For policy observers in China, the report General Secretary Xi Jinping delivered to the opening session of 19th National Congress of the Communist Party of China on Oct 18 is the "mother of all reports". In a nutshell, it is excellent news for the environment.

Given the many pressing environmental problems in the world, and the current political situation in the United States, it is encouraging that the world's largest developing country has a clear environmental policy. If these policies are implemented, we could see great improvements in the coming decade, and these efforts could give a much-needed boost to environmental ambition around the world.

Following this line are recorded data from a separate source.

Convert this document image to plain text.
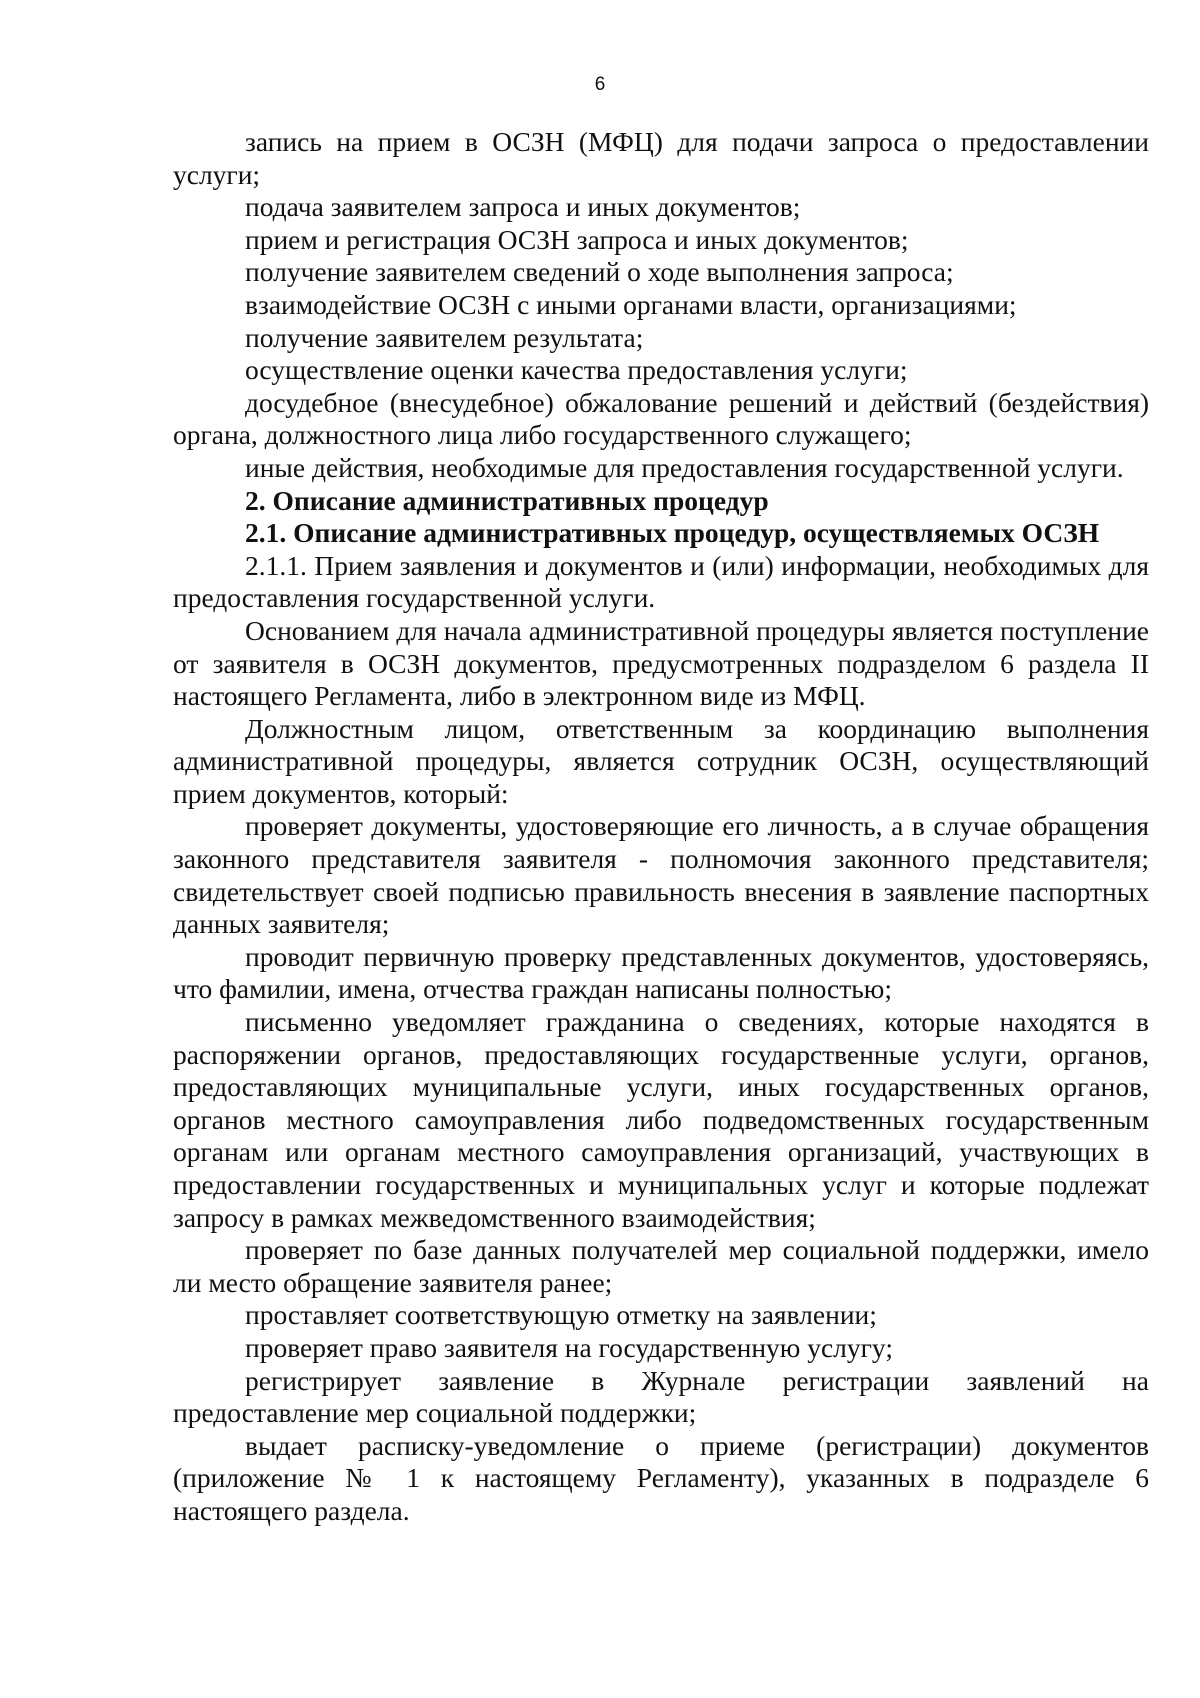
6

запись на прием в ОСЗН (МФЦ) для подачи запроса о предоставлении услуги;

подача заявителем запроса и иных документов;

прием и регистрация ОСЗН запроса и иных документов;

получение заявителем сведений о ходе выполнения запроса;

взаимодействие ОСЗН с иными органами власти, организациями;

получение заявителем результата;

осуществление оценки качества предоставления услуги;

досудебное (внесудебное) обжалование решений и действий (бездействия) органа, должностного лица либо государственного служащего;

иные действия, необходимые для предоставления государственной услуги.

2. Описание административных процедур

2.1. Описание административных процедур, осуществляемых ОСЗН

2.1.1. Прием заявления и документов и (или) информации, необходимых для предоставления государственной услуги.

Основанием для начала административной процедуры является поступление от заявителя в ОСЗН документов, предусмотренных подразделом 6 раздела II настоящего Регламента, либо в электронном виде из МФЦ.

Должностным лицом, ответственным за координацию выполнения административной процедуры, является сотрудник ОСЗН, осуществляющий прием документов, который:

проверяет документы, удостоверяющие его личность, а в случае обращения законного представителя заявителя - полномочия законного представителя; свидетельствует своей подписью правильность внесения в заявление паспортных данных заявителя;

проводит первичную проверку представленных документов, удостоверяясь, что фамилии, имена, отчества граждан написаны полностью;

письменно уведомляет гражданина о сведениях, которые находятся в распоряжении органов, предоставляющих государственные услуги, органов, предоставляющих муниципальные услуги, иных государственных органов, органов местного самоуправления либо подведомственных государственным органам или органам местного самоуправления организаций, участвующих в предоставлении государственных и муниципальных услуг и которые подлежат запросу в рамках межведомственного взаимодействия;

проверяет по базе данных получателей мер социальной поддержки, имело ли место обращение заявителя ранее;

проставляет соответствующую отметку на заявлении;

проверяет право заявителя на государственную услугу;

регистрирует заявление в Журнале регистрации заявлений на предоставление мер социальной поддержки;

выдает расписку-уведомление о приеме (регистрации) документов (приложение № 1 к настоящему Регламенту), указанных в подразделе 6 настоящего раздела.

The chapter on the environment, called "Speeding up Reform of the System for Developing an Ecological Civilization, and Building a Beautiful China", suggests ecological reform is a top priority of the country's leadership. "Ecological civilization" is a positive vision of humankind living in harmony with nature. It will require thorough integration of environmental considerations into the economy, politics, culture and society.

"Beautiful China" ties a good environment to a sense of national pride. The priorities reflect one of China's biggest problems: our civilization isn't very ecological, and swathes of coastal China aren't much to look at.

The environment chapter opens with a warning: "Man and nature form a community of life. Only by observing the laws of nature can mankind avoid costly blunders in its exploitation (of natural resources). Any harm we inflict on nature will eventually return to haunt us."

It follows with four priority areas: promoting green development, solving prominent environmental problems, intensifying the protection of ecosystems and reforming the environmental regulation system. These priorities cover everything related to the economy, including such things as consumption, clean technologies, recycling and saving of energy, water and resources. It also spurs the government to do better when it comes to conservation.

In addition to air, water and soil pollution, some new areas of emphasis are included, such as river basin management, offshore areas and agricultural run-off. The priorities continue to emphasize the importance of disclosing environmental information, public participation and the role of NGOs. It is good to see that ecosystem protection is now one of the major priorities.

The final priority is particularly interesting as it alludes to some major institutional reforms. Currently, environmental management is split over different ministries, sometimes with unclear divisions of responsibilities or with in-built conflicts of interest. I foresee that a ministry-level department may be formed which will hold legal ownership of public natural resources such as forests, mountains, lakes and nature reserves.

Importantly, it will be able to go to court if parties cause damage to these resources. The Ministry of Environmental Protection may gain important functions in regulating not only pollution (its current primary function) but also ecosystem protection. We should expect to get more clarity on these institutional reforms over the course of next year.

The need to further strengthen law-based governance, too, features prominently in the report. This is very important for the environment, because many environmental problems in China are the result of poor implementation and enforcement of environmental laws. The report clearly envisions a strong role for the judiciary.

It reaffirms that the environment should continue to be a major priority for China, and that this work will intensify. Xi also makes it clear that China understands it should play its part in ensuring global ecological security. This is very important, given the massive investments China is making in other countries and its weight in international agreements on issues such as climate change, biodiversity and oceans.

The bottom line is that a rigorous approach to environmental protection is now enshrined in the Party Constitution, and this is good news for the environment.

At the same time, we should have realistic expectations-even though they are a top priority, these ecological reforms are challenging and will take time to be fully implemented.

The author is chief representative in China of ClientEarth, Europe's premier nonprofit environmental law group. He was previously team leader of the EU-China Environmental Governance Programme.